Worse, Jacobs spent more than the next year trying to the report authors to acknowledge and correct the mistake, neither of which have happened, including wrestling with LDH to get information about the report. Not only does this stonewalling reflect badly on the researchers and LDH (the controversy could have played a role in Richardson’s decision to depart the REC after some three decades of service), but it may be illegal as well.

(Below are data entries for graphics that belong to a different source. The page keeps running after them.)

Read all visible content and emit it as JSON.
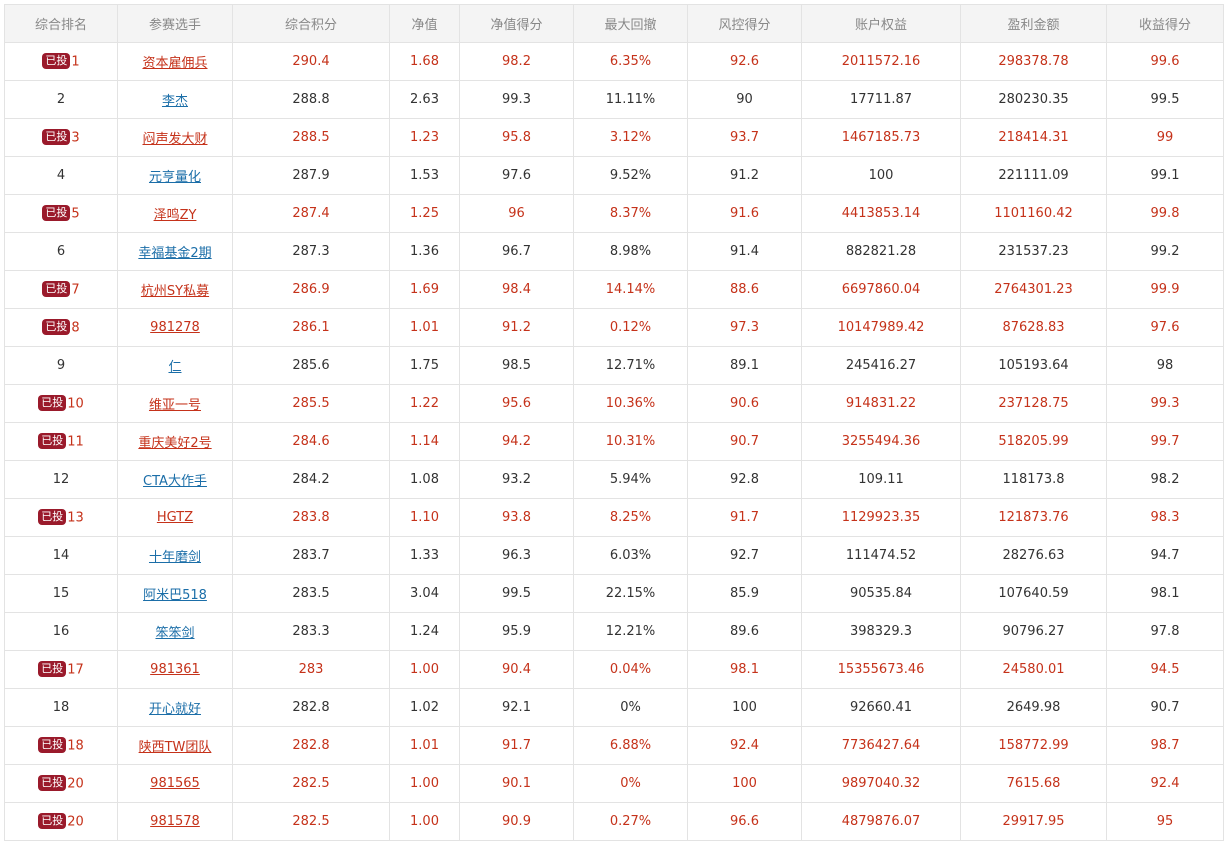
{
  "headers": [
    "综合排名",
    "参赛选手",
    "综合积分",
    "净值",
    "净值得分",
    "最大回撤",
    "风控得分",
    "账户权益",
    "盈利金额",
    "收益得分"
  ],
  "invested_badge": "已投",
  "rows": [
    {
      "rank": "1",
      "badge": true,
      "player": "资本雇佣兵",
      "score": "290.4",
      "nav": "1.68",
      "nav_score": "98.2",
      "drawdown": "6.35%",
      "risk_score": "92.6",
      "equity": "2011572.16",
      "profit": "298378.78",
      "return_score": "99.6"
    },
    {
      "rank": "2",
      "badge": false,
      "player": "李杰",
      "score": "288.8",
      "nav": "2.63",
      "nav_score": "99.3",
      "drawdown": "11.11%",
      "risk_score": "90",
      "equity": "17711.87",
      "profit": "280230.35",
      "return_score": "99.5"
    },
    {
      "rank": "3",
      "badge": true,
      "player": "闷声发大财",
      "score": "288.5",
      "nav": "1.23",
      "nav_score": "95.8",
      "drawdown": "3.12%",
      "risk_score": "93.7",
      "equity": "1467185.73",
      "profit": "218414.31",
      "return_score": "99"
    },
    {
      "rank": "4",
      "badge": false,
      "player": "元亨量化",
      "score": "287.9",
      "nav": "1.53",
      "nav_score": "97.6",
      "drawdown": "9.52%",
      "risk_score": "91.2",
      "equity": "100",
      "profit": "221111.09",
      "return_score": "99.1"
    },
    {
      "rank": "5",
      "badge": true,
      "player": "泽鸣ZY",
      "score": "287.4",
      "nav": "1.25",
      "nav_score": "96",
      "drawdown": "8.37%",
      "risk_score": "91.6",
      "equity": "4413853.14",
      "profit": "1101160.42",
      "return_score": "99.8"
    },
    {
      "rank": "6",
      "badge": false,
      "player": "幸福基金2期",
      "score": "287.3",
      "nav": "1.36",
      "nav_score": "96.7",
      "drawdown": "8.98%",
      "risk_score": "91.4",
      "equity": "882821.28",
      "profit": "231537.23",
      "return_score": "99.2"
    },
    {
      "rank": "7",
      "badge": true,
      "player": "杭州SY私募",
      "score": "286.9",
      "nav": "1.69",
      "nav_score": "98.4",
      "drawdown": "14.14%",
      "risk_score": "88.6",
      "equity": "6697860.04",
      "profit": "2764301.23",
      "return_score": "99.9"
    },
    {
      "rank": "8",
      "badge": true,
      "player": "981278",
      "score": "286.1",
      "nav": "1.01",
      "nav_score": "91.2",
      "drawdown": "0.12%",
      "risk_score": "97.3",
      "equity": "10147989.42",
      "profit": "87628.83",
      "return_score": "97.6"
    },
    {
      "rank": "9",
      "badge": false,
      "player": "仁",
      "score": "285.6",
      "nav": "1.75",
      "nav_score": "98.5",
      "drawdown": "12.71%",
      "risk_score": "89.1",
      "equity": "245416.27",
      "profit": "105193.64",
      "return_score": "98"
    },
    {
      "rank": "10",
      "badge": true,
      "player": "维亚一号",
      "score": "285.5",
      "nav": "1.22",
      "nav_score": "95.6",
      "drawdown": "10.36%",
      "risk_score": "90.6",
      "equity": "914831.22",
      "profit": "237128.75",
      "return_score": "99.3"
    },
    {
      "rank": "11",
      "badge": true,
      "player": "重庆美好2号",
      "score": "284.6",
      "nav": "1.14",
      "nav_score": "94.2",
      "drawdown": "10.31%",
      "risk_score": "90.7",
      "equity": "3255494.36",
      "profit": "518205.99",
      "return_score": "99.7"
    },
    {
      "rank": "12",
      "badge": false,
      "player": "CTA大作手",
      "score": "284.2",
      "nav": "1.08",
      "nav_score": "93.2",
      "drawdown": "5.94%",
      "risk_score": "92.8",
      "equity": "109.11",
      "profit": "118173.8",
      "return_score": "98.2"
    },
    {
      "rank": "13",
      "badge": true,
      "player": "HGTZ",
      "score": "283.8",
      "nav": "1.10",
      "nav_score": "93.8",
      "drawdown": "8.25%",
      "risk_score": "91.7",
      "equity": "1129923.35",
      "profit": "121873.76",
      "return_score": "98.3"
    },
    {
      "rank": "14",
      "badge": false,
      "player": "十年磨剑",
      "score": "283.7",
      "nav": "1.33",
      "nav_score": "96.3",
      "drawdown": "6.03%",
      "risk_score": "92.7",
      "equity": "111474.52",
      "profit": "28276.63",
      "return_score": "94.7"
    },
    {
      "rank": "15",
      "badge": false,
      "player": "阿米巴518",
      "score": "283.5",
      "nav": "3.04",
      "nav_score": "99.5",
      "drawdown": "22.15%",
      "risk_score": "85.9",
      "equity": "90535.84",
      "profit": "107640.59",
      "return_score": "98.1"
    },
    {
      "rank": "16",
      "badge": false,
      "player": "笨笨剑",
      "score": "283.3",
      "nav": "1.24",
      "nav_score": "95.9",
      "drawdown": "12.21%",
      "risk_score": "89.6",
      "equity": "398329.3",
      "profit": "90796.27",
      "return_score": "97.8"
    },
    {
      "rank": "17",
      "badge": true,
      "player": "981361",
      "score": "283",
      "nav": "1.00",
      "nav_score": "90.4",
      "drawdown": "0.04%",
      "risk_score": "98.1",
      "equity": "15355673.46",
      "profit": "24580.01",
      "return_score": "94.5"
    },
    {
      "rank": "18",
      "badge": false,
      "player": "开心就好",
      "score": "282.8",
      "nav": "1.02",
      "nav_score": "92.1",
      "drawdown": "0%",
      "risk_score": "100",
      "equity": "92660.41",
      "profit": "2649.98",
      "return_score": "90.7"
    },
    {
      "rank": "18",
      "badge": true,
      "player": "陕西TW团队",
      "score": "282.8",
      "nav": "1.01",
      "nav_score": "91.7",
      "drawdown": "6.88%",
      "risk_score": "92.4",
      "equity": "7736427.64",
      "profit": "158772.99",
      "return_score": "98.7"
    },
    {
      "rank": "20",
      "badge": true,
      "player": "981565",
      "score": "282.5",
      "nav": "1.00",
      "nav_score": "90.1",
      "drawdown": "0%",
      "risk_score": "100",
      "equity": "9897040.32",
      "profit": "7615.68",
      "return_score": "92.4"
    },
    {
      "rank": "20",
      "badge": true,
      "player": "981578",
      "score": "282.5",
      "nav": "1.00",
      "nav_score": "90.9",
      "drawdown": "0.27%",
      "risk_score": "96.6",
      "equity": "4879876.07",
      "profit": "29917.95",
      "return_score": "95"
    }
  ]
}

That’s what one of Edwards’ competitors, Republican Rep. Ralph Abraham, aims to find out. In his capacity as a Member of Congress, he requested that the Department of Health and Human Services, which distributes money for expansion, look into whether the report’s issuance violated a portion of the appropriation act for the agency. The act prohibits using funds to release deliberately false or misleading information.

Researchers can make errors. However, an unwillingness on their part to acknowledge that or to attempt a correction or at least an explanation, or by the agency sponsoring that research, presents at the very least an ethical concern and, the DHHS inspector general will ascertain, whether it breaches the law.

And it has become a campaign issue because although LDH issued the work, the buck stops with Edwards. His opponents not only can point to all the evidence above displaying poor policy-making judgment in expanding Medicaid, but also paint Edwards as so obstinate in trying to repudiate that assessment that he turns to unconvincing and possibly illegal activity as rebuttal material.

Clearly, Edwards has used expansion as a campaign tactic: create a new benefit given to hundreds of thousands of people and then remind them often enough about that to get them to vote for him this fall. Conventional wisdom has maintained that this will win him more votes than he loses. That will change if DHHS sanctions LDH over the report.